Il campanello d’allarme dell’allenatore del Napoli è diventato oggi un cavallo di battaglia di tanti addetti ai lavori. In alcuni casi anche di chi accusava Sarri di lamentarsi troppo.

Forse Sarri, che al contrario di tanti suoi colleghi anche prestigiosi allena una squadra e non la manda solo in campo, soffre più di altri la difficoltà di non avere a disposizione la cosiddetta settimana tipo di lavoro.

Ma avere tanti impegni è anche il prezzo che deve pagare un club se vuole far parte dell’èlite del calcio europeo. E’ una condizione che deve metabolizzare un tecnico se vuole allenare una squadra che ambisce alla gloria.

Giocare due sfide scudetto a cavallo di una prestigiosa gara di Champions League fa parte del calcio di oggi.  Non a caso il Barcellona prima dell’ultimo turno di Champions ha giocato in casa dell’Atletico Madrid, mentre in Germania il prossimo turno di Bundesliga propone il big match Bayern Monaco-Lipsia prima del turno di Champions League. Così come la Juventus nelle prossime settimane deve affrontare un turno forse decisivo di Champions tra le sfide di campionato con il Napoli e con l’Inter.

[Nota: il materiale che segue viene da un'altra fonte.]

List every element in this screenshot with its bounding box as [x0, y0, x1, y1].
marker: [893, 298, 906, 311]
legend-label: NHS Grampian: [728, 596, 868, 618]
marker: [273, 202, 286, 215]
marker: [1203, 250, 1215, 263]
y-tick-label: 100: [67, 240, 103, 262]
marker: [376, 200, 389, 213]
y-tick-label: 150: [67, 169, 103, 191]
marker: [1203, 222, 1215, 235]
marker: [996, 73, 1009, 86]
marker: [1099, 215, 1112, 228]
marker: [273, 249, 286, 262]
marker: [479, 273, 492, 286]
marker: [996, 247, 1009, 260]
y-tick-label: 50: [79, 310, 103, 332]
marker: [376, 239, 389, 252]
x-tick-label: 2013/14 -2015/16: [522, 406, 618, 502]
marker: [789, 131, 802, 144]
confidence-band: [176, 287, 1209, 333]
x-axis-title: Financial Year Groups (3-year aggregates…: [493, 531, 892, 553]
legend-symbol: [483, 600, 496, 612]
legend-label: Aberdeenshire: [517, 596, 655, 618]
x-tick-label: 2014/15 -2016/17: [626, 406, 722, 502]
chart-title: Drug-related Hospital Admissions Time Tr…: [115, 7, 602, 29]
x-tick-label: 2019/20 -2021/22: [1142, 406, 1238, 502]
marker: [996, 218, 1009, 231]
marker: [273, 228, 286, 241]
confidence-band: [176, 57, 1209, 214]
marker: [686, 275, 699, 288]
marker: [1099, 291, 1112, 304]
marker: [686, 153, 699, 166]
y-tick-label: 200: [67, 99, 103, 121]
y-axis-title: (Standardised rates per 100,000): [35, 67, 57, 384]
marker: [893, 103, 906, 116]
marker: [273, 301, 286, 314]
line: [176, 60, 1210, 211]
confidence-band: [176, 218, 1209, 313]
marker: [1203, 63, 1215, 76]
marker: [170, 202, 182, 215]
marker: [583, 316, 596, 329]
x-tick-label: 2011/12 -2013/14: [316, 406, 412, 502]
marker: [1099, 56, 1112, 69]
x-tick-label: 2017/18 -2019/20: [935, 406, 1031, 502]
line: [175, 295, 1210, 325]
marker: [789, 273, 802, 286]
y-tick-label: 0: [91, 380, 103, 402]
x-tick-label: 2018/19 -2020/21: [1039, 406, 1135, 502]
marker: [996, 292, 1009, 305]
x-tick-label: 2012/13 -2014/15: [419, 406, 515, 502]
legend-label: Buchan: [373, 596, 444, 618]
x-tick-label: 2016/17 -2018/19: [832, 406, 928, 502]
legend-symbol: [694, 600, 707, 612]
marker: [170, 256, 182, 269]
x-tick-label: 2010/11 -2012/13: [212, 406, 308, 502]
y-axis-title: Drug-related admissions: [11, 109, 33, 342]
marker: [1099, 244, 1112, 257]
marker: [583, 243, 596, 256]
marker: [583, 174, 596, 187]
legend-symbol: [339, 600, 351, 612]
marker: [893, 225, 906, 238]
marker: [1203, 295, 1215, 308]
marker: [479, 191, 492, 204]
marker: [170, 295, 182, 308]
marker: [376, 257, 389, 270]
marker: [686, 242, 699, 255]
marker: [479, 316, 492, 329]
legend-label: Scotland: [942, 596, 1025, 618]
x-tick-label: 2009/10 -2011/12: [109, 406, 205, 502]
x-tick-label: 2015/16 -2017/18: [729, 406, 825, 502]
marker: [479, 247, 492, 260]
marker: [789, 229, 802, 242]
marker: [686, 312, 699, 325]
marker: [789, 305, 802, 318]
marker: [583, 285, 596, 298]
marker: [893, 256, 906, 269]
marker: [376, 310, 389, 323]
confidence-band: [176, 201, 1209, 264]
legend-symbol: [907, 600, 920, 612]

Il vero problema per gli allenatori come Sarri che lavorano sul campo e non alla lavagna, è il livello dell’attuale Serie A che certo non merita tre turni infrasettimanali. Turni infrasettimanali che tolgono ai top club italiani solo energie fisiche e mentali e la possibilità di mettere a punto schemi e dettagli di gioco e, di conseguenza, la competitiva internazionale.

E’ arrivato il momento di prendere in seria considerazione senza ipocrisia, la possibilità di ridurre il numero di squadre in Serie A almeno a 18, riducendo così da 38 a 34 le giornate di campionato.

Significherebbe eliminare i tre turni infrasettimanali, e non è poco, oltre che mettere un weekend a disposizione della finale di Coppa Italia, attualmente prevista per mercoledì 9 maggio (quindi ulteriore turno infrasettimanale al 99% per due top club italiani).

Più che aumentare il numero di partite, alla Serie A servirebbe soprattutto aumentare la competitività e la qualità cosa che, senza offesa per nessun club, non può certo portare in dote chi l’anno precedente è arrivata quinta o terza nel campionato di Serie B e che trova enormi difficoltà in Serie A senza i necessari minimi investimenti.

La Lega è chiamata a prendere quella che potrebbe essere una svolta storica per il calcio italiano, non solo in Patria ma anche all’estero. Renderlo più appetibile agli investitori riducendo il numero di partite per migliorare la qualità del campionato e la competitività in Europa, potrebbe significare anche un beneficio economico per i club di Serie A.